Michael Cerveris - Guitar

Michael Cerveris grew up in Huntington, West Virginia. The first 45 he bought was The Bertha Butt Boogie-Part 1 by the Jimmy Castor Bunch. His first concert was The Carpenters--which he attended because his best friend’s parents took them, and because it seemed cool that a girl was playing drums. It being West Virginia, his other formative concert experience was Kiss, Rush and Mott (Mott the Hoople without Ian Hunter) at the Memorial Field House.

Soon after, he started his first band in Junior High. Named Ukiah, they were notable more for volume and enthusiasm than actual talent—a tendency that some believe persists to this day. At the same time, Cerveris was acting in school plays, community theater and summer theaters. An appreciation for Deep Purple, and in particular their singer Ian Gillan, led to his buying the original recording of Jesus Christ Superstar. Thus began a long parallel road into musical theater; one that would ultimately lead to his working with Bob.

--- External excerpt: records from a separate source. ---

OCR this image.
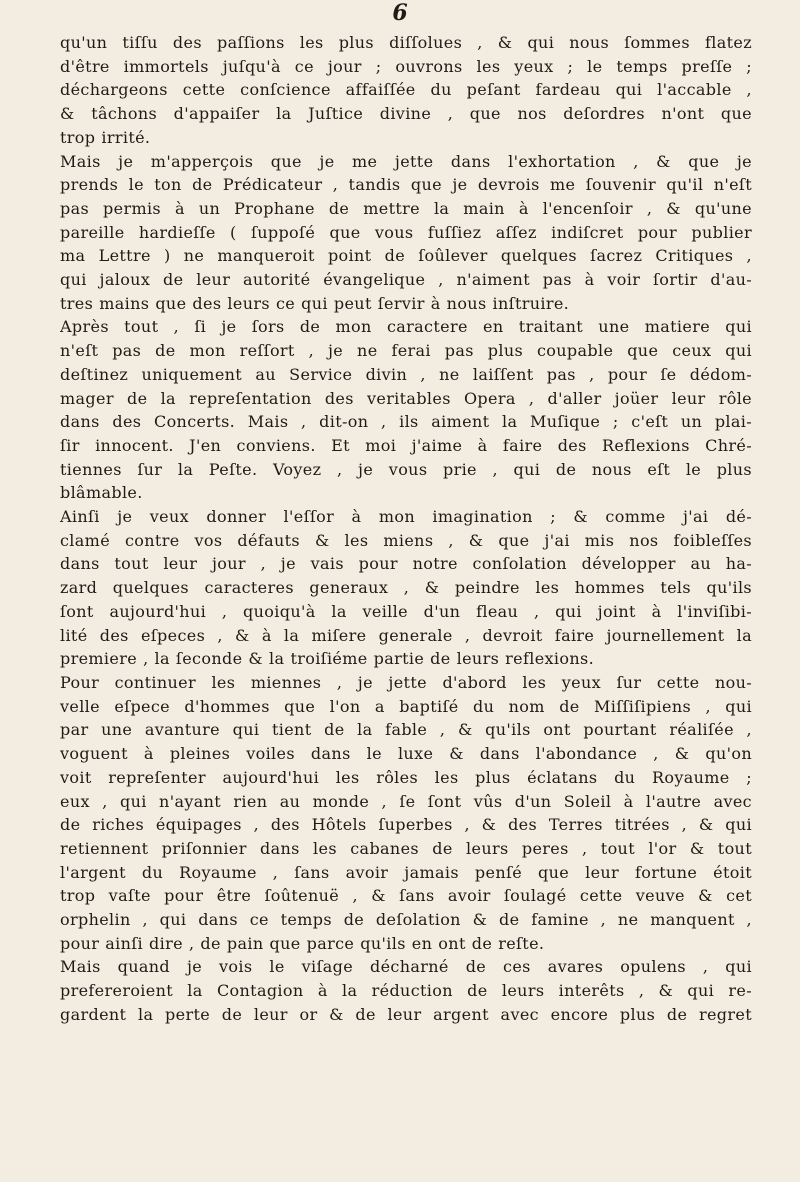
6
qu'un tiſſu des paſſions les plus diſſolues , & qui nous ſommes flatez
d'être immortels juſqu'à ce jour ; ouvrons les yeux ; le temps preſſe ;
déchargeons cette conſcience affaiſſée du peſant fardeau qui l'accable ,
& tâchons d'appaiſer la Juſtice divine , que nos deſordres n'ont que
trop irrité.
Mais je m'apperçois que je me jette dans l'exhortation , & que je
prends le ton de Prédicateur , tandis que je devrois me ſouvenir qu'il n'eſt
pas permis à un Prophane de mettre la main à l'encenſoir , & qu'une
pareille hardieſſe ( ſuppoſé que vous fuſſiez aſſez indiſcret pour publier
ma Lettre ) ne manqueroit point de ſoûlever quelques ſacrez Critiques ,
qui jaloux de leur autorité évangelique , n'aiment pas à voir ſortir d'au-
tres mains que des leurs ce qui peut ſervir à nous inſtruire.
Après tout , ſi je ſors de mon caractere en traitant une matiere qui
n'eſt pas de mon reſſort , je ne ferai pas plus coupable que ceux qui
deſtinez uniquement au Service divin , ne laiſſent pas , pour ſe dédom-
mager de la repreſentation des veritables Opera , d'aller joüer leur rôle
dans des Concerts. Mais , dit-on , ils aiment la Muſique ; c'eſt un plai-
ſir innocent. J'en conviens. Et moi j'aime à faire des Reflexions Chré-
tiennes ſur la Peſte. Voyez , je vous prie , qui de nous eſt le plus
blâmable.
Ainſi je veux donner l'eſſor à mon imagination ; & comme j'ai dé-
clamé contre vos défauts & les miens , & que j'ai mis nos foibleſſes
dans tout leur jour , je vais pour notre conſolation développer au ha-
zard quelques caracteres generaux , & peindre les hommes tels qu'ils
ſont aujourd'hui , quoiqu'à la veille d'un fleau , qui joint à l'inviſibi-
lité des eſpeces , & à la miſere generale , devroit faire journellement la
premiere , la ſeconde & la troiſiéme partie de leurs reflexions.
Pour continuer les miennes , je jette d'abord les yeux ſur cette nou-
velle eſpece d'hommes que l'on a baptiſé du nom de Miſſiſipiens , qui
par une avanture qui tient de la fable , & qu'ils ont pourtant réaliſée ,
voguent à pleines voiles dans le luxe & dans l'abondance , & qu'on
voit repreſenter aujourd'hui les rôles les plus éclatans du Royaume ;
eux , qui n'ayant rien au monde , ſe ſont vûs d'un Soleil à l'autre avec
de riches équipages , des Hôtels ſuperbes , & des Terres titrées , & qui
retiennent priſonnier dans les cabanes de leurs peres , tout l'or & tout
l'argent du Royaume , ſans avoir jamais penſé que leur fortune étoit
trop vaſte pour être ſoûtenuë , & ſans avoir ſoulagé cette veuve & cet
orphelin , qui dans ce temps de deſolation & de famine , ne manquent ,
pour ainſi dire , de pain que parce qu'ils en ont de reſte.
Mais quand je vois le viſage décharné de ces avares opulens , qui
prefereroient la Contagion à la réduction de leurs interêts , & qui re-
gardent la perte de leur or & de leur argent avec encore plus de regret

After High School in Huntington and at Exeter, followed by college in New Haven (and not actually at New Haven University), Michael moved to New York to pursue acting. He worked in restaurants, shops and, occasionally, theaters. His musical life lay dormant until he was hired to play an English guitar student on the TV series Fame.

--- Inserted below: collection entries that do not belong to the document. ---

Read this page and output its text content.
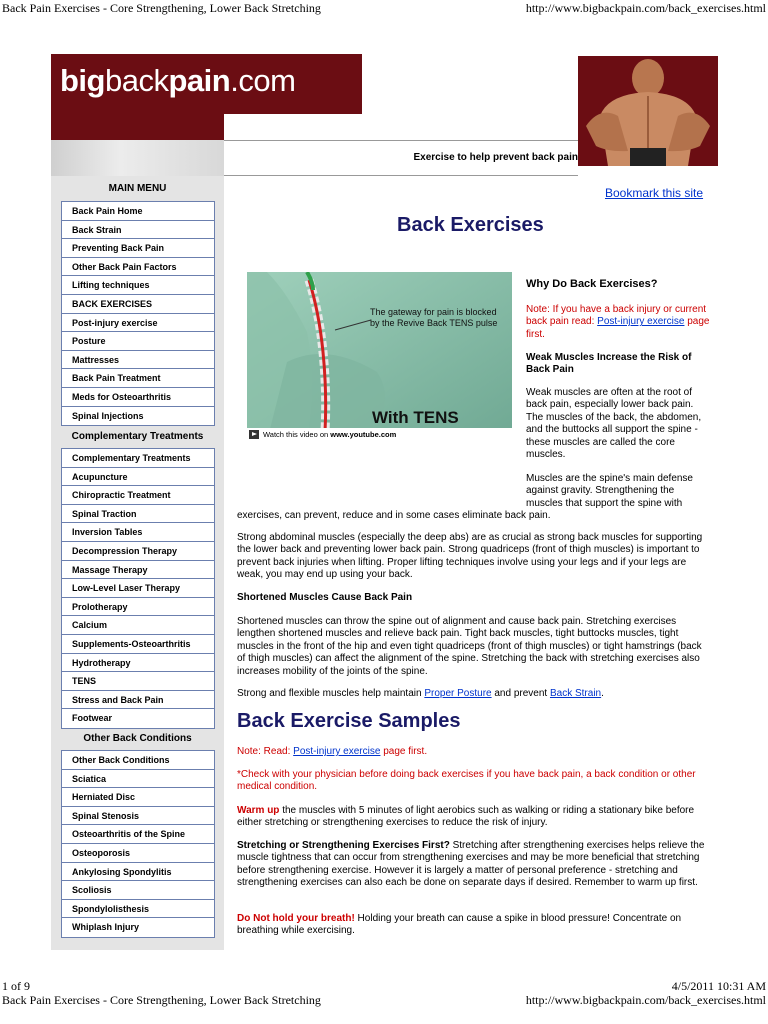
Back Pain Exercises - Core Strengthening, Lower Back Stretching	http://www.bigbackpain.com/back_exercises.html
bigbackpain.com
Exercise to help prevent back pain
MAIN MENU
Back Pain Home
Back Strain
Preventing Back Pain
Other Back Pain Factors
Lifting techniques
BACK EXERCISES
Post-injury exercise
Posture
Mattresses
Back Pain Treatment
Meds for Osteoarthritis
Spinal Injections
Complementary Treatments
Complementary Treatments
Acupuncture
Chiropractic Treatment
Spinal Traction
Inversion Tables
Decompression Therapy
Massage Therapy
Low-Level Laser Therapy
Prolotherapy
Calcium
Supplements-Osteoarthritis
Hydrotherapy
TENS
Stress and Back Pain
Footwear
Other Back Conditions
Other Back Conditions
Sciatica
Herniated Disc
Spinal Stenosis
Osteoarthritis of the Spine
Osteoporosis
Ankylosing Spondylitis
Scoliosis
Spondylolisthesis
Whiplash Injury
Bookmark this site
Back Exercises
The gateway for pain is blocked by the Revive Back TENS pulse
With TENS
Watch this video on www.youtube.com
Why Do Back Exercises?
Note: If you have a back injury or current back pain read: Post-injury exercise page first.
Weak Muscles Increase the Risk of Back Pain
Weak muscles are often at the root of back pain, especially lower back pain. The muscles of the back, the abdomen, and the buttocks all support the spine - these muscles are called the core muscles.
Muscles are the spine's main defense against gravity. Strengthening the muscles that support the spine with
exercises, can prevent, reduce and in some cases eliminate back pain.
Strong abdominal muscles (especially the deep abs) are as crucial as strong back muscles for supporting the lower back and preventing lower back pain. Strong quadriceps (front of thigh muscles) is important to prevent back injuries when lifting. Proper lifting techniques involve using your legs and if your legs are weak, you may end up using your back.
Shortened Muscles Cause Back Pain
Shortened muscles can throw the spine out of alignment and cause back pain. Stretching exercises lengthen shortened muscles and relieve back pain. Tight back muscles, tight buttocks muscles, tight muscles in the front of the hip and even tight quadriceps (front of thigh muscles) or tight hamstrings (back of thigh muscles) can affect the alignment of the spine. Stretching the back with stretching exercises also increases mobility of the joints of the spine.
Strong and flexible muscles help maintain Proper Posture and prevent Back Strain.
Back Exercise Samples
Note: Read: Post-injury exercise page first.
*Check with your physician before doing back exercises if you have back pain, a back condition or other medical condition.
Warm up the muscles with 5 minutes of light aerobics such as walking or riding a stationary bike before either stretching or strengthening exercises to reduce the risk of injury.
Stretching or Strengthening Exercises First? Stretching after strengthening exercises helps relieve the muscle tightness that can occur from strengthening exercises and may be more beneficial that stretching before strengthening exercise. However it is largely a matter of personal preference - stretching and strengthening exercises can also each be done on separate days if desired. Remember to warm up first.
Do Not hold your breath! Holding your breath can cause a spike in blood pressure! Concentrate on breathing while exercising.
1 of 9	4/5/2011 10:31 AM
Back Pain Exercises - Core Strengthening, Lower Back Stretching	http://www.bigbackpain.com/back_exercises.html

He moved to Los Angeles for the show and, it being LA, discovered that since he played a musician on TV, he was now welcome into the music scene. He put a few pick-up bands together and sat in with a version of Kommunity FK…once. He was, this being late 80’s LA, a bit Goth and had big hair. Neither of these things is true today.

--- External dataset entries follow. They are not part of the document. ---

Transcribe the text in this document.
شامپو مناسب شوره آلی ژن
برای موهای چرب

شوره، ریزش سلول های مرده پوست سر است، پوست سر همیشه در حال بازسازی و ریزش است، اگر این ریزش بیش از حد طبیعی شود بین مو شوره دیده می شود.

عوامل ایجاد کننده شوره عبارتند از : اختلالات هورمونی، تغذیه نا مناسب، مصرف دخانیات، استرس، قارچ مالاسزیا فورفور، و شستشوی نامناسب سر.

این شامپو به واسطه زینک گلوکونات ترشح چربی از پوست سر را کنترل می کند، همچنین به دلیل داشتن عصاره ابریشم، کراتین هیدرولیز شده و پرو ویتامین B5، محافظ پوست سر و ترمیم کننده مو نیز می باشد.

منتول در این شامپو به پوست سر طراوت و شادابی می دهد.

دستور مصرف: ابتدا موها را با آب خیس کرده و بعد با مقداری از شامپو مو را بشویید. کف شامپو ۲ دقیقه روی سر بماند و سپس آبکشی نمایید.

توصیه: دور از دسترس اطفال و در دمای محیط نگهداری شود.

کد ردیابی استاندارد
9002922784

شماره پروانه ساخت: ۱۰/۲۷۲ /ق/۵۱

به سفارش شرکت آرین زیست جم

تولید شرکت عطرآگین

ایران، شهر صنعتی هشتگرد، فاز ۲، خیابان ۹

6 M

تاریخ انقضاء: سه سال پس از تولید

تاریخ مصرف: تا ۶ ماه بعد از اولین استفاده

Years passed, mostly filled with acting work: on stage as Romeo opposite Phoebe Cates in Chicago, with Tom Hulce in Eastern Standard in Seattle, and doing Shakespeare all over the country; on TV in The Equalizer, 21 Jump Street, The Tracey Ullman Show, Quantum Leap, and Dream On; and in movies like Rock and Roll High School Forever, and Steel And Lace that show up late at night on the USA Network.

Eventually, his rock and acting worlds collided when he auditioned and was cast as the title role in the stage version of The Who’s Tommy, first in La Jolla, CA, then on Broadway. In the course of that show, he became friends with Pete Townshend, eventually playing unannounced gigs in NY and joining him on stage at the Beacon in New York, in Oakland and in San Diego to sing a medley of Tommy songs during Townshend’s Psychoderelict Tour.

Cerveris then formed the band LAME in New York and played around Manhattan including gigs at the Wetlands, the China Club and a regular acoustic slot at Sin E. Eventually, he took Tommy to Germany and lived there for two years performing in Offenbach just outside Frankfurt. He started a German version of LAME with local musicians and played clubs and festivals in the Frankfurt area as well as a support slot for Lloyd Cole.

Returning to New York, Michael continued his schizophrenic career by originating the role of Thomas Andrews in the Broadway musical Titanic, and then playing a transsexual East German glam rock singer in Hedwig And The Angry Inch off Broadway.

Michael and Bob first met when Michael brought Pete Townshend to see Bob play a solo show at the old Academy in NY. This being rock and roll, word got backstage that Pete was there, and they were invited to the dressing room and introduced. A few years and a few solo Bob shows later, Bob offered Michael the slot in the Dog and Pony Band which he jumped at (in a kind of quiet way, this being Michael).

Bob joined LAME on stage at the Wetlands for a cover of Mission of Burma’s That’s When I reach For My Revolver, and their musical collaboration began. The rest is some sort of history waiting to be written, probably involving a lot of Denny’s, Motel 6’s, miles of freeway driving and, oh yes………………volume.